Chris Weitz and Gary Whitta started this controversy a few days after the U.S. election, which saw Donald Trump defeat Hillary Clinton to become the 45th president of the United States Of America. This led millions of citizens across America to protest Donald Trump’s election, which he achieved despite receiving over 2 million votes less than Hillary Clinton in the popular vote.
But while some used the chant of “Not my President” to register their disdain, others adopted the symbol of Star Wars‘ Rebellion to protest against Donald Trump. After noticing this both Gary Whitta and Chris Weitz took to their respective Twitter campaigns on Friday, November 11, to highlight the similarities between the current political climate and the one in Rogue One.
Chris Weitz was the first to tweet, writing, according to the Hollywood Reporter, “Please note that the Empire is a white-supremacist (human) organization.” This then provoked Gary Whitta, who was the original writer on Rogue One, to respond with, “Opposed by a multi-cultural group led by brave women.”

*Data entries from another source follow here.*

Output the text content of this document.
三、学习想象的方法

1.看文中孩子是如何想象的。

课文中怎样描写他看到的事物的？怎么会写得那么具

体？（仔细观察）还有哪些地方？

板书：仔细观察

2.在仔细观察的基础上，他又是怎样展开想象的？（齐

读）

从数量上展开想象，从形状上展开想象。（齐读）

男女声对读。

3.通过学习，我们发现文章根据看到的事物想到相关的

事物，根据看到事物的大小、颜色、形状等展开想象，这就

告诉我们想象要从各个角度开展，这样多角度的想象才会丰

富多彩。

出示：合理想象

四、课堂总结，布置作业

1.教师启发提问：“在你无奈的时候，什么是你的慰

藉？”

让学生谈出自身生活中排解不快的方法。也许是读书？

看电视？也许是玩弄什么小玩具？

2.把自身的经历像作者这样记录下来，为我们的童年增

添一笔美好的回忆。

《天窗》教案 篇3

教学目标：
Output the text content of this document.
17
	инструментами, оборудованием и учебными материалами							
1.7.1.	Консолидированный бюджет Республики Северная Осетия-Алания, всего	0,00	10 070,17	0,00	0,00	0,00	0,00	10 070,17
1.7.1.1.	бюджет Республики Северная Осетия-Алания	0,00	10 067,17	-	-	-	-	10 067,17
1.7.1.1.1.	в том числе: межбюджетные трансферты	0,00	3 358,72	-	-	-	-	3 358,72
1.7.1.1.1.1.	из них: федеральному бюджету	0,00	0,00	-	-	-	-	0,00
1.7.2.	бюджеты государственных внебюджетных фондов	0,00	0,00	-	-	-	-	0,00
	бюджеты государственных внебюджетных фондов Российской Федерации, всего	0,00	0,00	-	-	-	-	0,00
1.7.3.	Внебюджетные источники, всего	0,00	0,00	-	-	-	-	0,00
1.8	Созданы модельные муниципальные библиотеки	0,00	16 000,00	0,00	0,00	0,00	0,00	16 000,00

By Friday night both of the tweets had been deleted. However, not to be perturbed, Chris Weitz continued on with his protest against Donald Trump by posting the following image:
Star Wars against hate. Spread it. pic.twitter.com/Dtf5uqpxba
— Chris Weitz (@chrisweitz) November 11, 2016
However, by Tuesday, November 15, Chris Weitz had decided to apologize for politicizing the Star Wars franchise. This came after fans had taken to the social media site to attack his response to Trump’s victory, especially how he had used Rogue One in his argument.
Weitz wrote, “People. My sincere apologies to Star Wars fans whom I hurt with comments connecting an innocent escape to ugly politics. I’ve read a lot of our comments and understand your disappointment. I’ll do better. I’ll be changing my Avi to something that I hope adds a little balance to the Force. It’s been a great week for Trump supporters and a terrible one for Clinton supporters. I’m sorry I let it get to me and let it cause offense.”
“I feel hate directed towards either side is wrong; and though the people have a right to peacefully assemble, violence is never the answer,” he continued. “If I could go back in time, I’d behave differently. I say this knowing I’ll be trolled. That’s the cost of public speech.”
However, Paul Dergarabedian, who works for comScore as an analyst, recently explained to the Hollywood Reporter how, in some cases, Chris Weitz’s apology might be too little too late. “When you’re trying to get a big movie out, you want to be as agnostic as possible. You want to be able to appeal to everyone irrespective of their political beliefs,” he explained.
“If it’s a Michael Moore movie, go for it. Or Dinesh D’Souza. Then your currency is controversy. But if you’re producing something for the masses, your currency is not controversy. It’s get the movie out to the broadest possible audience… When you wrap a particular political idea around your movie, that’s not a good idea,” Dergarabedian continued.
Tony Wible, an analyst for Drexel Hamilton, echoed Dergarabedian’s remarks, adding, “With any business, it’s better to leave politics out of a product you’re trying to sell to consumers. You have to separate your product from personal opinions. If you err, social media just becomes an amplifier of the message.”
However, Rogue One: A Star Wars Story is likely to be too big a juggernaut to be sabotaged by Chris Weitz and Gary Whitta’s tweets, especially as they’re less visible than director Gareth Edwards or the film’s stars. We’ll find out soon enough if Rogue One has been able to overcome this slight controversy, as it’s released into cinemas on December 16.